The EC concluded that Hungary's financial support for the construction of two new nuclear reactors in Paks (Paks II) involves state aid, and therefore approved the deal under EU state aid rules on the basis of commitments made by Hungary to limit distortions of competition.
Margrethe Vestager, commissioner in charge of competition, stated that "Hungary has decided to invest in the construction of the Paks II nuclear power plant, its right under the EU Treaties. The Commission's role is to ensure that the distortion of competition on the energy market as a result of the state support is limited to a minimum. During our investigation the Hungarian government has made substantial commitments, which has allowed the Commission to approve the investment under EU state aid rules."

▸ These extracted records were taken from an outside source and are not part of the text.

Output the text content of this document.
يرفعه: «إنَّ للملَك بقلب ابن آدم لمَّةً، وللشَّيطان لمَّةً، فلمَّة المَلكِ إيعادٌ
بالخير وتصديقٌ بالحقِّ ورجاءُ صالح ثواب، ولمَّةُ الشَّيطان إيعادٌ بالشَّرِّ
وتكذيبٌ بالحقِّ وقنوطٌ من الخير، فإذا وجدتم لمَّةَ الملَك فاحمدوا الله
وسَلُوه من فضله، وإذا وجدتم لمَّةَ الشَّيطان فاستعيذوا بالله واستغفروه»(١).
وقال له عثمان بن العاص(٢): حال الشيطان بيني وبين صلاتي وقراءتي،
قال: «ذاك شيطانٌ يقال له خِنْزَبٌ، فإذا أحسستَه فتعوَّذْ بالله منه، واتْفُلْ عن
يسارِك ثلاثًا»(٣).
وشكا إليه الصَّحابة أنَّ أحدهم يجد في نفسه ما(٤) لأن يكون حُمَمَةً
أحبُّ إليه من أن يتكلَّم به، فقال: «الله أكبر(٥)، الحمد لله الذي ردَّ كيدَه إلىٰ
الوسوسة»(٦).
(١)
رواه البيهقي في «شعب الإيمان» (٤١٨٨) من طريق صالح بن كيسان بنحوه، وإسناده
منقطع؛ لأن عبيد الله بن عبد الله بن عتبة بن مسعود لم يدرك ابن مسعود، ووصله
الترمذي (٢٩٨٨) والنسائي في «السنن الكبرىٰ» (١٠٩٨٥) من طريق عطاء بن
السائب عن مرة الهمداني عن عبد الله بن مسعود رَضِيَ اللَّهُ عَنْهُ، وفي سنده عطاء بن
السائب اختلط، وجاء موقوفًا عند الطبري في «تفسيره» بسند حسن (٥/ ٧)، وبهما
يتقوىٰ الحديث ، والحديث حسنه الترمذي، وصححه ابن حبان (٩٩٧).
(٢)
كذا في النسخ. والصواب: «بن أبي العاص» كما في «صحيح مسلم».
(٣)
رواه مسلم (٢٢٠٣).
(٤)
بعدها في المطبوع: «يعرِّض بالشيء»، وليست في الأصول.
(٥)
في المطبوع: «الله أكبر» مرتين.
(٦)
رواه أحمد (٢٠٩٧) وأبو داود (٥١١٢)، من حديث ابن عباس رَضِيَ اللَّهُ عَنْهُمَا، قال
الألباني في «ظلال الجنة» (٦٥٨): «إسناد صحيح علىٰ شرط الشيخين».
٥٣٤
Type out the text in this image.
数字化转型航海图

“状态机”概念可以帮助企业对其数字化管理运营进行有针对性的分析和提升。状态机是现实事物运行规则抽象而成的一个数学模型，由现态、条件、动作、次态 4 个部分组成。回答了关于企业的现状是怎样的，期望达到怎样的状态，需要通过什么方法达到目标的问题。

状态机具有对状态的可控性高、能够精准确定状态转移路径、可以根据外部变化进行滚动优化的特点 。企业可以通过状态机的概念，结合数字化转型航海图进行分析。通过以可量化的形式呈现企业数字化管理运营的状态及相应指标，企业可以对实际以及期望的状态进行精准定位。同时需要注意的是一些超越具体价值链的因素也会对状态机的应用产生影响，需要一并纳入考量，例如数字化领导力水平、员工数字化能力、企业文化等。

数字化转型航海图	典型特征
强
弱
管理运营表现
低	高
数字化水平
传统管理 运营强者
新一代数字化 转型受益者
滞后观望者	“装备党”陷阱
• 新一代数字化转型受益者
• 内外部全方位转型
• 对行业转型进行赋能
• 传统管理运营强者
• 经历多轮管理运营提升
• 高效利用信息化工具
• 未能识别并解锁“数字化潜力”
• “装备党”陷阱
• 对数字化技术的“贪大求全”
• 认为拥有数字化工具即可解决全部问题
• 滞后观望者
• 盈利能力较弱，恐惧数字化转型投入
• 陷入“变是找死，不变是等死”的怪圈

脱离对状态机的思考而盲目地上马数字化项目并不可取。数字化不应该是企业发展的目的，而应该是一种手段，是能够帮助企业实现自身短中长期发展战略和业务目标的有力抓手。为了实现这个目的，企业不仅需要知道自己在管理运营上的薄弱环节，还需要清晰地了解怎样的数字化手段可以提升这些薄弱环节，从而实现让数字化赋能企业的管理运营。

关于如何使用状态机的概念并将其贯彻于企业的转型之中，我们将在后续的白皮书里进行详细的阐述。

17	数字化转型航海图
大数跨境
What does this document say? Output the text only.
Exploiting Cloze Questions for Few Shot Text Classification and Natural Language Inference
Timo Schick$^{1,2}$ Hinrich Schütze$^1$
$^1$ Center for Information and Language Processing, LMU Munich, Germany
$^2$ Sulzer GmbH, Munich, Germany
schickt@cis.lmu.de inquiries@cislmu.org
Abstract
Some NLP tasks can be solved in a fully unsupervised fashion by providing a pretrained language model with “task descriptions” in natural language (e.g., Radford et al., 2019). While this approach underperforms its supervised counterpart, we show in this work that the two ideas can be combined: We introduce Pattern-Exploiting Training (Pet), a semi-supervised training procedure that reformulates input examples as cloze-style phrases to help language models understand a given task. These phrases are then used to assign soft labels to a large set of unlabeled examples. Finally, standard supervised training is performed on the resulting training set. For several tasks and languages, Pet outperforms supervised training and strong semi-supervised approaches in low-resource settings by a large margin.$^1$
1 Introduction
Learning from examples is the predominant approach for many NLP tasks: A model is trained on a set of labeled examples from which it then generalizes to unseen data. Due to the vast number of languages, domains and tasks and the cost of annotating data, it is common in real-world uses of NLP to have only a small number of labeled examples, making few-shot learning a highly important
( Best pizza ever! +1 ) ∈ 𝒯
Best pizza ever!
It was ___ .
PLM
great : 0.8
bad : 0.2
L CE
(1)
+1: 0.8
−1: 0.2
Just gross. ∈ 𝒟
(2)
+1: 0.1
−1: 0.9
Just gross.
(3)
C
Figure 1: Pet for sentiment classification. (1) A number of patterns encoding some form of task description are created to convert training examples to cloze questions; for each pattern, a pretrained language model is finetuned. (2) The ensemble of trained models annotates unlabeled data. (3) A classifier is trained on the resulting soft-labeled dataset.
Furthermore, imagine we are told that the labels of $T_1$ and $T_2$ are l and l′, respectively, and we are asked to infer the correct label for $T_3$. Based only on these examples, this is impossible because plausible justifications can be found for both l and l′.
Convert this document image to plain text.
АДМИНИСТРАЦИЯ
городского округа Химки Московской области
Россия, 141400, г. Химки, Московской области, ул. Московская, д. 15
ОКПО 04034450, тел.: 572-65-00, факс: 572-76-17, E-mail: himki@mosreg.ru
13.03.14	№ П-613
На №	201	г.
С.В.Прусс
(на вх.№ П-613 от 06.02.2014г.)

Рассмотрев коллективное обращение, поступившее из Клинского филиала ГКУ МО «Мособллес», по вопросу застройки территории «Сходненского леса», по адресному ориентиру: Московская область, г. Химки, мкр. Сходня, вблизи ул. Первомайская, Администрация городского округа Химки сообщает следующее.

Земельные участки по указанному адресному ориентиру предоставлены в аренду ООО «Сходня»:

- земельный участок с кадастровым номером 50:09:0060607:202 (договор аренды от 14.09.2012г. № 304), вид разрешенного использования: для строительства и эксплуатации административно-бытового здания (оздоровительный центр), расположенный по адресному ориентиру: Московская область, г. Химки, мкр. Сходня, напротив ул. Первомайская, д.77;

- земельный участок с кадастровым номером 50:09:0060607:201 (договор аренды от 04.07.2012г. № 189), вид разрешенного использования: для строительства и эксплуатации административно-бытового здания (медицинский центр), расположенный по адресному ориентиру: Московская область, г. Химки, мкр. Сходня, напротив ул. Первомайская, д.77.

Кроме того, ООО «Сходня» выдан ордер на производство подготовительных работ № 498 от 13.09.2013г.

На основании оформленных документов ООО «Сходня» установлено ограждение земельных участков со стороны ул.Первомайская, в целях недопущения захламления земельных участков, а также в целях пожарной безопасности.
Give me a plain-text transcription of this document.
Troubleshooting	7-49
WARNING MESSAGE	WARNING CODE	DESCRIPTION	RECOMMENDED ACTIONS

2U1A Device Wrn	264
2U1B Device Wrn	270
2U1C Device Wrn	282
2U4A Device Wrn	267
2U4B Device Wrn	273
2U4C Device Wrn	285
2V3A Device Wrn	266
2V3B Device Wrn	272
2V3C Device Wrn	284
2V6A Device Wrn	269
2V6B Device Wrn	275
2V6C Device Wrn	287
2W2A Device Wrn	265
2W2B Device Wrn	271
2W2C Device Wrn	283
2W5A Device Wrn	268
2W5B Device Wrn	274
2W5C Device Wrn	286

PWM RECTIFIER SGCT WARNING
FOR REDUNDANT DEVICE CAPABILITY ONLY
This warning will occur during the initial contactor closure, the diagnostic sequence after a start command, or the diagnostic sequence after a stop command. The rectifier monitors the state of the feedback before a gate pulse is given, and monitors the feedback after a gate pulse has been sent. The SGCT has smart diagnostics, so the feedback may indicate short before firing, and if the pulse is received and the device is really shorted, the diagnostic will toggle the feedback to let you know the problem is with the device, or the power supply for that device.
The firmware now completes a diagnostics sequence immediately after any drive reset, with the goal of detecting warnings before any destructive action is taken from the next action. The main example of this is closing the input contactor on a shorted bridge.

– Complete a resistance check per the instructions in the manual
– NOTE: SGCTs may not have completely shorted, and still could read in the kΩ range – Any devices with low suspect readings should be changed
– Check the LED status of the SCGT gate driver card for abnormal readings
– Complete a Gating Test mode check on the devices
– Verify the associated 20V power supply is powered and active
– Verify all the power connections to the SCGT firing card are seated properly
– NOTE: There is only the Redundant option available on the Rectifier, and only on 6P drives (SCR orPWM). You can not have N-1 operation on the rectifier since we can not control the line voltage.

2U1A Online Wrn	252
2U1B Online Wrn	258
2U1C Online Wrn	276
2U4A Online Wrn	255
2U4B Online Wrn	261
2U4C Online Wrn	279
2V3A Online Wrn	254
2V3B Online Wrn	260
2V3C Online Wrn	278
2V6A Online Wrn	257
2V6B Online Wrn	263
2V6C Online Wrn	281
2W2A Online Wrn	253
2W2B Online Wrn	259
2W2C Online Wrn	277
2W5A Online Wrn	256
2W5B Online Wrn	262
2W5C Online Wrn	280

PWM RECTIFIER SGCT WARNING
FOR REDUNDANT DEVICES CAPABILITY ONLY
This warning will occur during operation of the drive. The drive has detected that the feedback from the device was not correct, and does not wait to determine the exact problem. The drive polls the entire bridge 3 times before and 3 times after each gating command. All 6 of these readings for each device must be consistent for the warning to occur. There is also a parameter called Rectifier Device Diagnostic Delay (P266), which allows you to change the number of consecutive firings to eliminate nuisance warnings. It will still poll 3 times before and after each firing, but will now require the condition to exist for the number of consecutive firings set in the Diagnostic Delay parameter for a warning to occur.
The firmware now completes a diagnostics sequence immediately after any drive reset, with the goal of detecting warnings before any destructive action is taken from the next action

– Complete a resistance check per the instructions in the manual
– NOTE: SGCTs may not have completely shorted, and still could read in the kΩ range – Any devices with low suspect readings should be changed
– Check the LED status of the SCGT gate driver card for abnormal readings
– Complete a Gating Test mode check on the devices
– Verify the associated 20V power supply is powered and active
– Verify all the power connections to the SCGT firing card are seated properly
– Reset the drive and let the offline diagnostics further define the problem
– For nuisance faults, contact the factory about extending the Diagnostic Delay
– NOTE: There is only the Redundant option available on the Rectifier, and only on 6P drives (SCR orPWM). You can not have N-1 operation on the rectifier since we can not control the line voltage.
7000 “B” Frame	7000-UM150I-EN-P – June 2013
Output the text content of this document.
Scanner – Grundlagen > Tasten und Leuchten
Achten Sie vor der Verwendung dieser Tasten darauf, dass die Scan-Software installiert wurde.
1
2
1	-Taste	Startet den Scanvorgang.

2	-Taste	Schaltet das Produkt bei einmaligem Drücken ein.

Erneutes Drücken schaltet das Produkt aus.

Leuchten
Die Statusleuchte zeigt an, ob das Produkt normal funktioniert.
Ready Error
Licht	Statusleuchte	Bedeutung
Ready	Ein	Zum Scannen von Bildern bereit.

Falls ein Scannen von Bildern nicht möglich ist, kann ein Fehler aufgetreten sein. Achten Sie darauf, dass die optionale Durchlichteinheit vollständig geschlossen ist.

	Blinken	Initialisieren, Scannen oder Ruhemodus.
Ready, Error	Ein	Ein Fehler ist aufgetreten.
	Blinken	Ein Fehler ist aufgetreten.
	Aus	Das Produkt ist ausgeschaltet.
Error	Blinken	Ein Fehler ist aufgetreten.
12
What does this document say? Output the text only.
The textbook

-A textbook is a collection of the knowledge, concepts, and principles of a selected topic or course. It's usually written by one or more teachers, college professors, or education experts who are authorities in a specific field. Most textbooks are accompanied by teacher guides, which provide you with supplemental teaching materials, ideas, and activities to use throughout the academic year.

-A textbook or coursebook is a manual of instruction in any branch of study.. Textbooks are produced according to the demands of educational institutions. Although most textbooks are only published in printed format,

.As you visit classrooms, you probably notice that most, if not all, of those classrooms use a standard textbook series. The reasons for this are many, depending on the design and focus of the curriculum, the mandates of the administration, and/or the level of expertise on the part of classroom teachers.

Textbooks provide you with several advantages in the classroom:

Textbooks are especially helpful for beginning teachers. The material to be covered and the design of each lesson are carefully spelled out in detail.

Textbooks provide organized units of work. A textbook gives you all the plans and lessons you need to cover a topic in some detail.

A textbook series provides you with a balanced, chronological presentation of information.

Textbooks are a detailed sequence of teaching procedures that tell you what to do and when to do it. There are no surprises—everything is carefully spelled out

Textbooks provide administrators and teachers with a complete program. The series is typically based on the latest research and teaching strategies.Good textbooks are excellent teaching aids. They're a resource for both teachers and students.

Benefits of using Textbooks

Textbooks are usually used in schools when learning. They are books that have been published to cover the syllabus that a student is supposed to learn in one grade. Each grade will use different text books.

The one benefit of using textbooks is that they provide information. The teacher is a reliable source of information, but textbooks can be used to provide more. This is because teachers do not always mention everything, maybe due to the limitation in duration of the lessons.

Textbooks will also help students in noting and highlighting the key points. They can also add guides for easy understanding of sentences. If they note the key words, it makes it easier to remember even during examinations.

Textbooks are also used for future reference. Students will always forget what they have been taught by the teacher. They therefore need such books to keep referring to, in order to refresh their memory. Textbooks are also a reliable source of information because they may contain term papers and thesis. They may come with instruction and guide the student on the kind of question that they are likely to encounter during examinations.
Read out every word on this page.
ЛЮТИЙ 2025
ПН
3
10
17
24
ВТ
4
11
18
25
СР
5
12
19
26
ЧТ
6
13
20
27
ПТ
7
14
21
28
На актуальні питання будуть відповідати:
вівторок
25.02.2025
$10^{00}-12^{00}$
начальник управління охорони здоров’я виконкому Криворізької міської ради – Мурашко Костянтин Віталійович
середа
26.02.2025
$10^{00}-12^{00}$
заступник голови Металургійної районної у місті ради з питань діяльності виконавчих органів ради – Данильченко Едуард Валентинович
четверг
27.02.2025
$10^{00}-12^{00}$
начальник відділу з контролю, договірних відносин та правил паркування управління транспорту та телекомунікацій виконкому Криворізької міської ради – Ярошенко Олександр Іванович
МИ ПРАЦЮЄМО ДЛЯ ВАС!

Hungary aims to replace the four reactors currently operating at the Paks site, which were constructed in the 1980s and account for approximately 50 percent of Hungary's domestic electricity production. Hungary considers that the construction of Paks II is necessary to replace phased out generation capacity and to address the need for new capacity.
The EC stated that under the EU Treaties, Member States are free to determine their energy mix and have the choice to invest in nuclear technology. The Commission's role is to ensure that when public funds are used to support companies, this is done in line with EU state aid rules, which aim to preserve competition in the single market.